ウルシはウルシオールという物質がアレルギーを引き起こします。
ウルシオールに触れると、ブツブツと発心が出来、かゆみをともなって赤く腫れあがります。
ウルシオールは燃やしてでる煙にも含まれていて、煙を吸うと呼吸困難をおこします。
ウルシオールはウルシの木だけではなく、ウルシ科の植物にも含まれています。
身近のウルシ科の植物
ツタウルシヤマウルシハゼノキヌルデ
ハゼノキを剪定している動画です。
動画を見てハゼノキという木を覚えておきましょう。
出典:YouTube
「超カンタン‼」焚き火に適した木材の見分け方
針葉樹と広葉樹の事はだいたい理解できました。
もし木材を購入する時、針葉樹や広葉樹と明記していなかったらどうすればいいのでしょうか。

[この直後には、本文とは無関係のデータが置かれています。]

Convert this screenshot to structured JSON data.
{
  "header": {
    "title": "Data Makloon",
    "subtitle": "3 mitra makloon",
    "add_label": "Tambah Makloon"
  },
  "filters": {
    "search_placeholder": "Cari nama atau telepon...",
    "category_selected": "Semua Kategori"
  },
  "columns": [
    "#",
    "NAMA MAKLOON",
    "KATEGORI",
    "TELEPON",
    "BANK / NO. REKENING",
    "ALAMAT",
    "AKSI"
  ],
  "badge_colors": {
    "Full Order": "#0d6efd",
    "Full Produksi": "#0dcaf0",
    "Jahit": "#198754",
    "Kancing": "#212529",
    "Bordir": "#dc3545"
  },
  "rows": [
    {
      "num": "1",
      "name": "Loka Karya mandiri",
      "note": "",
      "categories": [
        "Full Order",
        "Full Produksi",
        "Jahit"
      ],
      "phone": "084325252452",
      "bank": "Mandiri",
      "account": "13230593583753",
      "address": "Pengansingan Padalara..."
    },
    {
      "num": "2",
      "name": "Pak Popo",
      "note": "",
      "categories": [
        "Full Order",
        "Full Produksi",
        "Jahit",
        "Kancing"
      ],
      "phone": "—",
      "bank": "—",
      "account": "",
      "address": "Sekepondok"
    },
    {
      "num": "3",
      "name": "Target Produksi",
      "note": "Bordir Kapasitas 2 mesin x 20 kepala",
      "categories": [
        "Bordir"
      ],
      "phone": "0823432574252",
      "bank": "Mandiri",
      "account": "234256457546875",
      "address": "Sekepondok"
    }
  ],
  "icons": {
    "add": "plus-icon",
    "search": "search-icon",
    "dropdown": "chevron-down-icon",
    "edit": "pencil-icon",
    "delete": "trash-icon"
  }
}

そんな時の為にも、針葉樹と広葉樹の見分け方を身につけましょう。
樹皮で見分ける
木材に樹皮がついていれば、針葉樹と広葉樹を見分けることが出来ます。
この見分け方が、一番簡単に針葉樹と広葉樹を見分けることができるでしょう。
下の画像は広葉樹の樹皮です。
出典:松江の花図鑑
広葉樹の樹皮はツルっとしていて、指で樹皮を剥ぐのは難しいです。
硬いミカンを剝いている感じに近いです。
いくら上手に剥こうとしても、皮が繋(つな)がらずボロボロ剥がれます。
次に針葉樹の樹皮を見ていきましょう。
出典:マタギ雑記帳
針葉樹は樹皮が荒く、指で樹皮を引っ張ると簡単に剥(は)げる場合が多いです。
例えるとしたら、バナナの皮を向いている感じです。
硬さで見分ける
もしナイフを持っていれば、隅を少し削ってみましょう。
安全のために軍手をして、木を削りましょうね。
広葉樹は、木材が硬くて、削りにくいです。
削りカスは鉛筆削りで鉛筆を削ったように、ボロボロになります。
針葉樹は広葉樹と逆で、木材が柔らかく簡単に削れます。
削りカスは、ナイフで鉛筆を削ったように長く繋(つな)がります。
年輪で見分ける
年輪で広葉樹と針葉樹を見分けることもできます。
慣れないと見分けるの事が難しいですが、慣れてくると一目で見分けることが出来ます。
下の画像は広葉樹の年輪です。
出典:株式会社 愛研大屋環境事務所
広葉樹の種類にもよりますが、年輪がはっきりしていなく、薄いものが多いです。
木目は複雑に変化して美しいものが多いことも覚えておきましょう。
次に針葉樹の年輪を見ていきましょう。
出典:白谷公房
針葉樹の年輪は、濃淡がはっきりしているものが多いです。
規則正しく年輪が並んでいます。
全部覚えることは大変です。
どれか1つでも覚えておくと「いざっ」という時に役立ちますよ。
「もう迷わない‼」焚き火に適した木材の見分け方と種類の解説:まとめ
まとめとしまして
- 焚き火に適した木材には2種類?
- 焚き火に適した木材 広葉樹編
- 焚き火に適した木材 針葉樹編
- 「危険‼」焚き火をしてはいけない木材
- 「超カンタン‼」焚き火に適した木材の見分け方
をご紹介してきました。
日が沈むのが早くなり、焚き火がしやすい季節となりました。
自分の焚き火スタイルに合った木材かを知る為に、色いろな種類の木材で焚き火をしてみませんか。
もしかしたら、この記事に書かれていないレアな木材を発見できるかもしれませんよ。